Ön ittifaklar içindeki bir ittifak kendisini Apsu ve Tiamat birleşmesi olukla söylüyorsa; bir başka ön ittifak ta kendisini aynı mantıkla "lahmu ve laham" birleşmesi olmakla tanımlıyordu. Akabinde ve aynı düzlem içinde Anşar ve Kişar birleşmeli birçok değişik ilahi ittifak isimleri ortaya çıkacaktı.


Tarih te ve mitoloji de; totem, ilah, El gibi mana anlamaları arasında pek çok zaman farkı vardır.  Bu zaman farkı içinde farklı gelişme düzeyini içeren sağlama-sağlatma ve üretim ilişkileri farkı vardır. Kimi tarih tanımında ve mitoloji anlatımı içinde bu ilişkiler ayrımına vurgu yapılmamaktadır.


Bu tür özensiz söylemler içindeki groteski olan, totem olan, İlah ve El olan mana anlayışlarının hepsi aynı bir anlam gibi söylenir.  Böylece totem, ilah, El mana anlayışı birbirine karışır. Bu tür belgisiz söylemler içinde kim nedir? Hangi mana ile nasıl oluşuyor? Gibi söylemlerde bunları anlamak kolay kolay olası olmaz.


Kendi bölgesi kendisine anlam olan totem grupların, kendi bölgesi dışındaki doğal çevre ile pek bir ilişkisi yoktu. Evliya Çelebi gibi Macellan gibi Marko Polo gibi seyahatleri ve seyahat edenleri de yoktu. Yani sağlama yaptığı doğa da zaten bölge anlaması içindeydi.  Bu nedenle bir totem grubun dıştan dış dünya ile teması olmaması nedenle bölge dışındaki olası anlamları henüz, parçalı isim sel anlamlarıyla kategorize etmemişlerdi.

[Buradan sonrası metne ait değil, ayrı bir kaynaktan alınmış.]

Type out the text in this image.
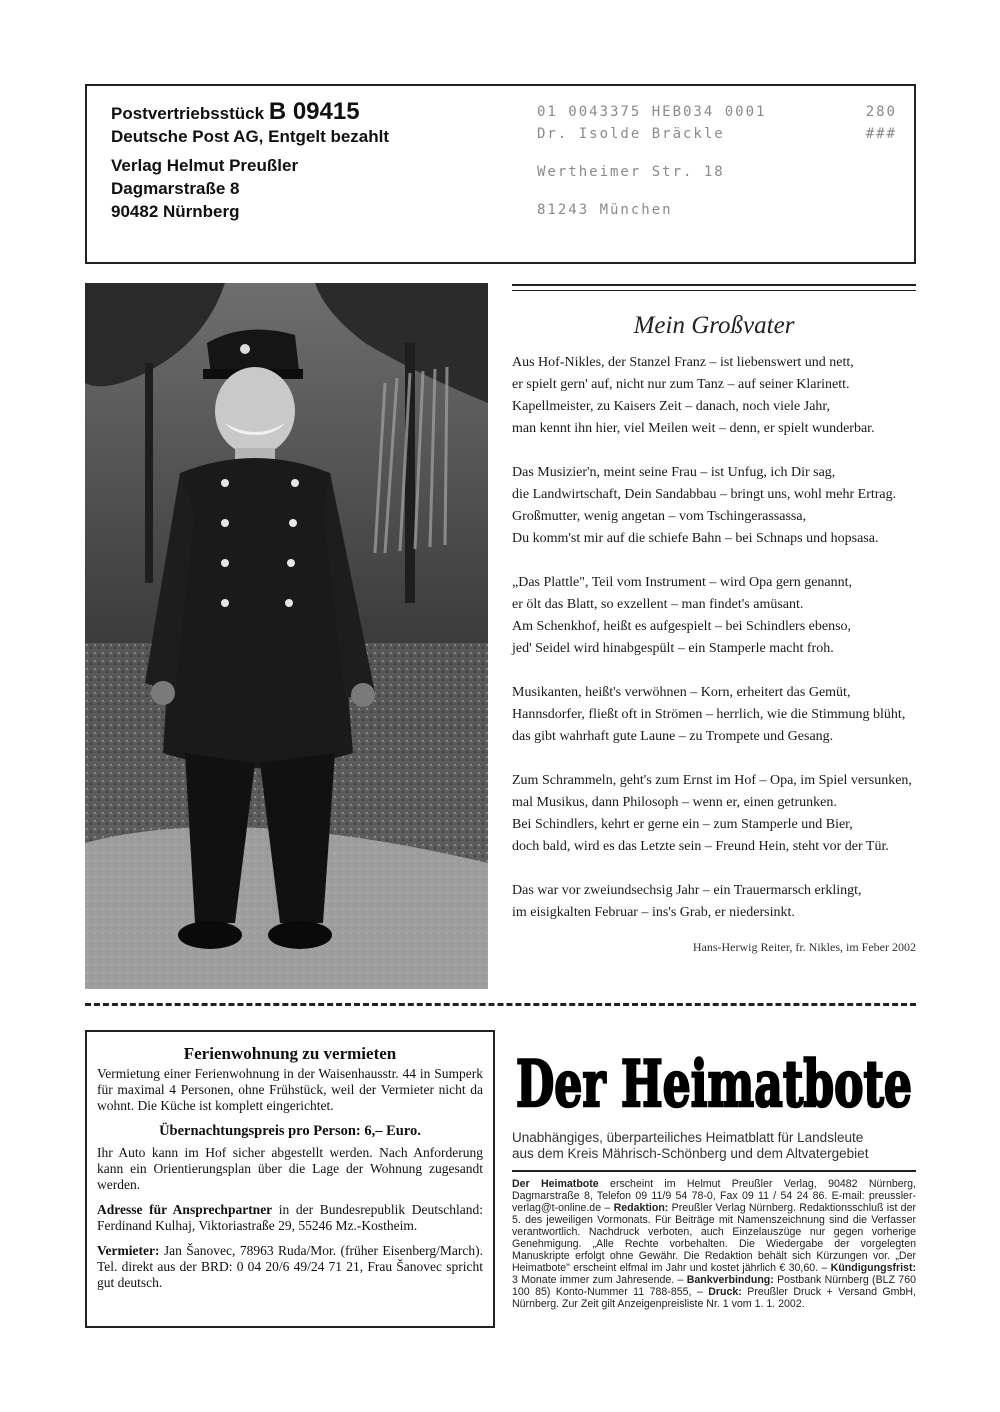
Postvertriebsstück B 09415
Deutsche Post AG, Entgelt bezahlt
Verlag Helmut Preußler
Dagmarstraße 8
90482 Nürnberg
01 0043375 HEB034 0001	280
Dr. Isolde Bräckle	###
Wertheimer Str. 18
81243 München
Mein Großvater
Aus Hof-Nikles, der Stanzel Franz – ist liebenswert und nett,
er spielt gern' auf, nicht nur zum Tanz – auf seiner Klarinett.
Kapellmeister, zu Kaisers Zeit – danach, noch viele Jahr,
man kennt ihn hier, viel Meilen weit – denn, er spielt wunderbar.
Das Musizier'n, meint seine Frau – ist Unfug, ich Dir sag,
die Landwirtschaft, Dein Sandabbau – bringt uns, wohl mehr Ertrag.
Großmutter, wenig angetan – vom Tschingerassassa,
Du komm'st mir auf die schiefe Bahn – bei Schnaps und hopsasa.
„Das Plattle", Teil vom Instrument – wird Opa gern genannt,
er ölt das Blatt, so exzellent – man findet's amüsant.
Am Schenkhof, heißt es aufgespielt – bei Schindlers ebenso,
jed' Seidel wird hinabgespült – ein Stamperle macht froh.
Musikanten, heißt's verwöhnen – Korn, erheitert das Gemüt,
Hannsdorfer, fließt oft in Strömen – herrlich, wie die Stimmung blüht,
das gibt wahrhaft gute Laune – zu Trompete und Gesang.
Zum Schrammeln, geht's zum Ernst im Hof – Opa, im Spiel versunken,
mal Musikus, dann Philosoph – wenn er, einen getrunken.
Bei Schindlers, kehrt er gerne ein – zum Stamperle und Bier,
doch bald, wird es das Letzte sein – Freund Hein, steht vor der Tür.
Das war vor zweiundsechsig Jahr – ein Trauermarsch erklingt,
im eisigkalten Februar – ins's Grab, er niedersinkt.
Hans-Herwig Reiter, fr. Nikles, im Feber 2002
Ferienwohnung zu vermieten

Vermietung einer Ferienwohnung in der Waisenhausstr. 44 in Sumperk für maximal 4 Personen, ohne Frühstück, weil der Vermieter nicht da wohnt. Die Küche ist komplett eingerichtet.

Übernachtungspreis pro Person: 6,– Euro.

Ihr Auto kann im Hof sicher abgestellt werden. Nach Anforderung kann ein Orientierungsplan über die Lage der Wohnung zugesandt werden.

Adresse für Ansprechpartner in der Bundesrepublik Deutschland: Ferdinand Kulhaj, Viktoriastraße 29, 55246 Mz.-Kostheim.

Vermieter: Jan Šanovec, 78963 Ruda/Mor. (früher Eisenberg/March). Tel. direkt aus der BRD: 0 04 20/6 49/24 71 21, Frau Šanovec spricht gut deutsch.

Der Heimatbote
Unabhängiges, überparteiliches Heimatblatt für Landsleute
aus dem Kreis Mährisch-Schönberg und dem Altvatergebiet
Der Heimatbote erscheint im Helmut Preußler Verlag, 90482 Nürnberg, Dagmarstraße 8, Telefon 09 11/9 54 78-0, Fax 09 11 / 54 24 86. E-mail: preussler-verlag@t-online.de – Redaktion: Preußler Verlag Nürnberg. Redaktionsschluß ist der 5. des jeweiligen Vormonats. Für Beiträge mit Namenszeichnung sind die Verfasser verantwortlich. Nachdruck verboten, auch Einzelauszüge nur gegen vorherige Genehmigung. „Alle Rechte vorbehalten. Die Wiedergabe der vorgelegten Manuskripte erfolgt ohne Gewähr. Die Redaktion behält sich Kürzungen vor. „Der Heimatbote" erscheint elfmal im Jahr und kostet jährlich € 30,60. – Kündigungsfrist: 3 Monate immer zum Jahresende. – Bankverbindung: Postbank Nürnberg (BLZ 760 100 85) Konto-Nummer 11 788-855, – Druck: Preußler Druck + Versand GmbH, Nürnberg. Zur Zeit gilt Anzeigenpreisliste Nr. 1 vom 1. 1. 2002.
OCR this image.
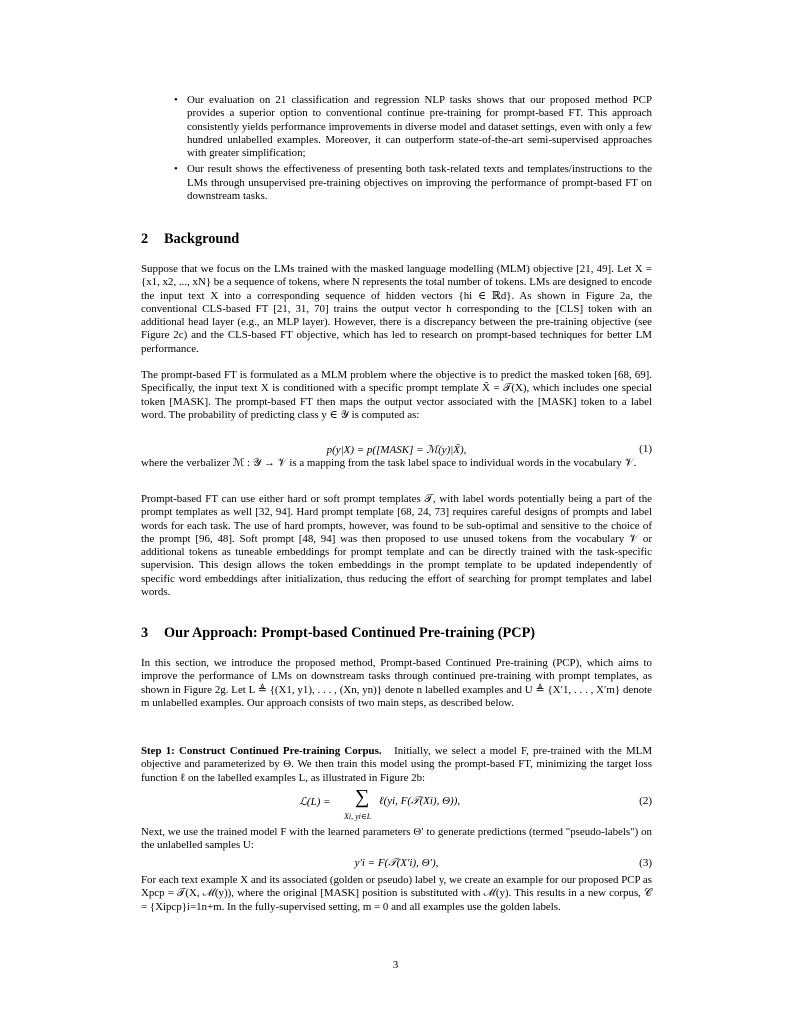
• Our evaluation on 21 classification and regression NLP tasks shows that our proposed method PCP provides a superior option to conventional continue pre-training for prompt-based FT. This approach consistently yields performance improvements in diverse model and dataset settings, even with only a few hundred unlabelled examples. Moreover, it can outperform state-of-the-art semi-supervised approaches with greater simplification;
• Our result shows the effectiveness of presenting both task-related texts and templates/instructions to the LMs through unsupervised pre-training objectives on improving the performance of prompt-based FT on downstream tasks.
2 Background

Suppose that we focus on the LMs trained with the masked language modelling (MLM) objective [21, 49]. Let X = {x1, x2, ..., xN} be a sequence of tokens, where N represents the total number of tokens. LMs are designed to encode the input text X into a corresponding sequence of hidden vectors {hi ∈ ℝd}. As shown in Figure 2a, the conventional CLS-based FT [21, 31, 70] trains the output vector h corresponding to the [CLS] token with an additional head layer (e.g., an MLP layer). However, there is a discrepancy between the pre-training objective (see Figure 2c) and the CLS-based FT objective, which has led to research on prompt-based techniques for better LM performance.

The prompt-based FT is formulated as a MLM problem where the objective is to predict the masked token [68, 69]. Specifically, the input text X is conditioned with a specific prompt template X̃ = 𝒯(X), which includes one special token [MASK]. The prompt-based FT then maps the output vector associated with the [MASK] token to a label word. The probability of predicting class y ∈ 𝒴 is computed as:

p(y|X) = p([MASK] = ℳ(y)|X̃),	(1)

where the verbalizer ℳ : 𝒴 → 𝒱 is a mapping from the task label space to individual words in the vocabulary 𝒱.

Prompt-based FT can use either hard or soft prompt templates 𝒯, with label words potentially being a part of the prompt templates as well [32, 94]. Hard prompt template [68, 24, 73] requires careful designs of prompts and label words for each task. The use of hard prompts, however, was found to be sub-optimal and sensitive to the choice of the prompt [96, 48]. Soft prompt [48, 94] was then proposed to use unused tokens from the vocabulary 𝒱 or additional tokens as tuneable embeddings for prompt template and can be directly trained with the task-specific supervision. This design allows the token embeddings in the prompt template to be updated independently of specific word embeddings after initialization, thus reducing the effort of searching for prompt templates and label words.

3 Our Approach: Prompt-based Continued Pre-training (PCP)

In this section, we introduce the proposed method, Prompt-based Continued Pre-training (PCP), which aims to improve the performance of LMs on downstream tasks through continued pre-training with prompt templates, as shown in Figure 2g. Let L ≜ {(X1, y1), . . . , (Xn, yn)} denote n labelled examples and U ≜ {X′1, . . . , X′m} denote m unlabelled examples. Our approach consists of two main steps, as described below.

Step 1: Construct Continued Pre-training Corpus. Initially, we select a model F, pre-trained with the MLM objective and parameterized by Θ. We then train this model using the prompt-based FT, minimizing the target loss function ℓ on the labelled examples L, as illustrated in Figure 2b:

ℒ(L) = ∑
Xi, yi∈L
ℓ(yi, F(𝒯(Xi), Θ)),	(2)

Next, we use the trained model F with the learned parameters Θ′ to generate predictions (termed "pseudo-labels") on the unlabelled samples U:

y′i = F(𝒯(X′i), Θ′),	(3)

For each text example X and its associated (golden or pseudo) label y, we create an example for our proposed PCP as Xpcp = 𝒯(X, ℳ(y)), where the original [MASK] position is substituted with ℳ(y). This results in a new corpus, 𝒞 = {Xipcp}i=1n+m. In the fully-supervised setting, m = 0 and all examples use the golden labels.

3
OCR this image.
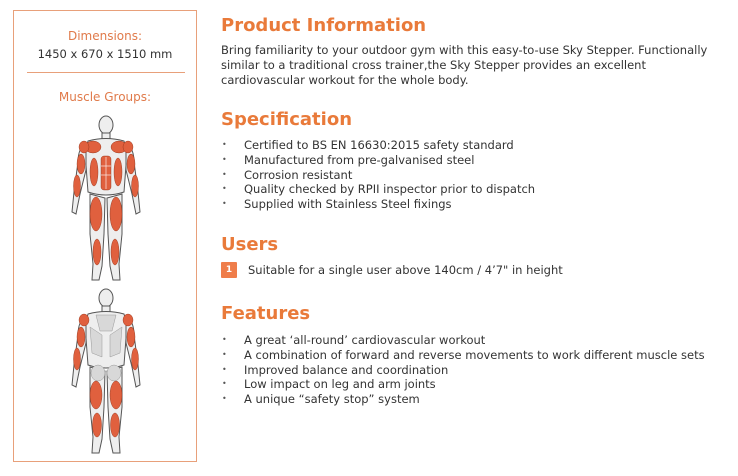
Dimensions:
1450 x 670 x 1510 mm
Muscle Groups:
Product Information

Bring familiarity to your outdoor gym with this easy-to-use Sky Stepper. Functionally similar to a traditional cross trainer,the Sky Stepper provides an excellent cardiovascular workout for the whole body.

Specification
• Certified to BS EN 16630:2015 safety standard
• Manufactured from pre-galvanised steel
• Corrosion resistant
• Quality checked by RPII inspector prior to dispatch
• Supplied with Stainless Steel fixings
Users
1	Suitable for a single user above 140cm / 4’7" in height
Features
• A great ‘all-round’ cardiovascular workout
• A combination of forward and reverse movements to work different muscle sets
• Improved balance and coordination
• Low impact on leg and arm joints
• A unique “safety stop” system
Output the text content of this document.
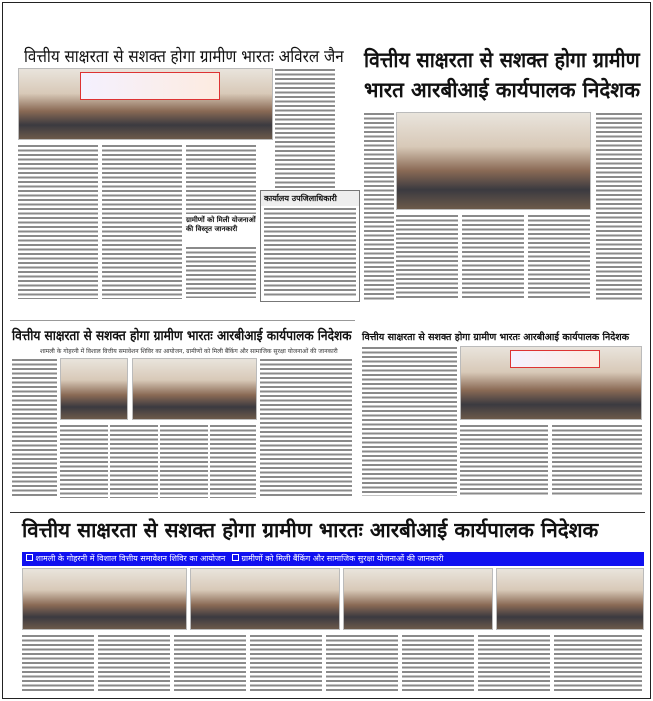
वित्तीय साक्षरता से सशक्त होगा ग्रामीण भारतः अविरल जैन
ग्रामीणों को मिली योजनाओं की विस्तृत जानकारी
कार्यालय उपजिलाधिकारी
वित्तीय साक्षरता से सशक्त होगा ग्रामीण
भारत आरबीआई कार्यपालक निदेशक
वित्तीय साक्षरता से सशक्त होगा ग्रामीण भारतः आरबीआई कार्यपालक निदेशक
शामली के गोहरनी में विशाल वित्तीय समावेशन शिविर का आयोजन, ग्रामीणों को मिली बैंकिंग और सामाजिक सुरक्षा योजनाओं की जानकारी
वित्तीय साक्षरता से सशक्त होगा ग्रामीण भारतः आरबीआई कार्यपालक निदेशक
वित्तीय साक्षरता से सशक्त होगा ग्रामीण भारतः आरबीआई कार्यपालक निदेशक
शामली के गोहरनी में विशाल वित्तीय समावेशन शिविर का आयोजन ग्रामीणों को मिली बैंकिंग और सामाजिक सुरक्षा योजनाओं की जानकारी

İlk isim ver me süreci ittifaklarla ortaya kondu. Yukarı yer toprağı GÖK denen yerle, aşağı yer toprağı olan YER birbirinden ayrıldı. Yani yerle gök birbirinden ayrıldı. Veya Akad ile Sümer birbirinden ayrıldı. Her biri birbirine göre bir ad bir isim bir tanımlama olmakla ilk kategorize ediş ortaya çıktı. Artık hiçbir anlama yeriyle yönüyle belli bir coğrafya oluşla kategorik tanımlama edilmeden anlaşılır olmayacaktı.


İsimsiz lige isim veren; adsız oluşa ad veren her bir ittifakı süreçler, yine başka bir ittifakı süreçlerin kendisine isim vermesi olan süreçlerle birbirini takip etti. En temel isim ve anlam kişinin kendisi ve kendi benliğiydi. Yani tüzelin olan grup beni ve grup benliğiydi. Grup benliği anlama ve anlatmanın sabit noktasıydı. Diğer tanım ve anlamalar bu sabit noktaya göre tanım anlama ve anlatımlardı.


Grup merkezinin yukarısında aşağısında sağında ve solunda olanlara isimler verilecekti. Grubun (Sümer’in) yukarısı olan Gök topraklarda An (gök) olan grup vardı. An; hem yer adı, hem yön adı, hem grup adıydı. Bu üç eşleştirme ve bağıntı henüz birbirinden ayrılmamıştı. An ismi, sadece bir grubun diğer grubu; yer, yön, grup adı olmak üzere grubu bileşik durumlu söylemle anlam, anlatım yapmaktı.


Kategorize ediş henüz ayrıntı olarak kategorize ediş te değildi.  An yani Gök olan grubun aşağısı olan topraklar dediği coğrafyada da Kİ ya da YER vardı. Yan Sümerler vardı. Nasıl gök yukarı topraklardaki Akadlarsa Yer de aşağı topraklardaki Sümerlerdi. İttifak ilahı An Ve Ki ittifaklı olmakla tevhit AN-Kİ’ydi.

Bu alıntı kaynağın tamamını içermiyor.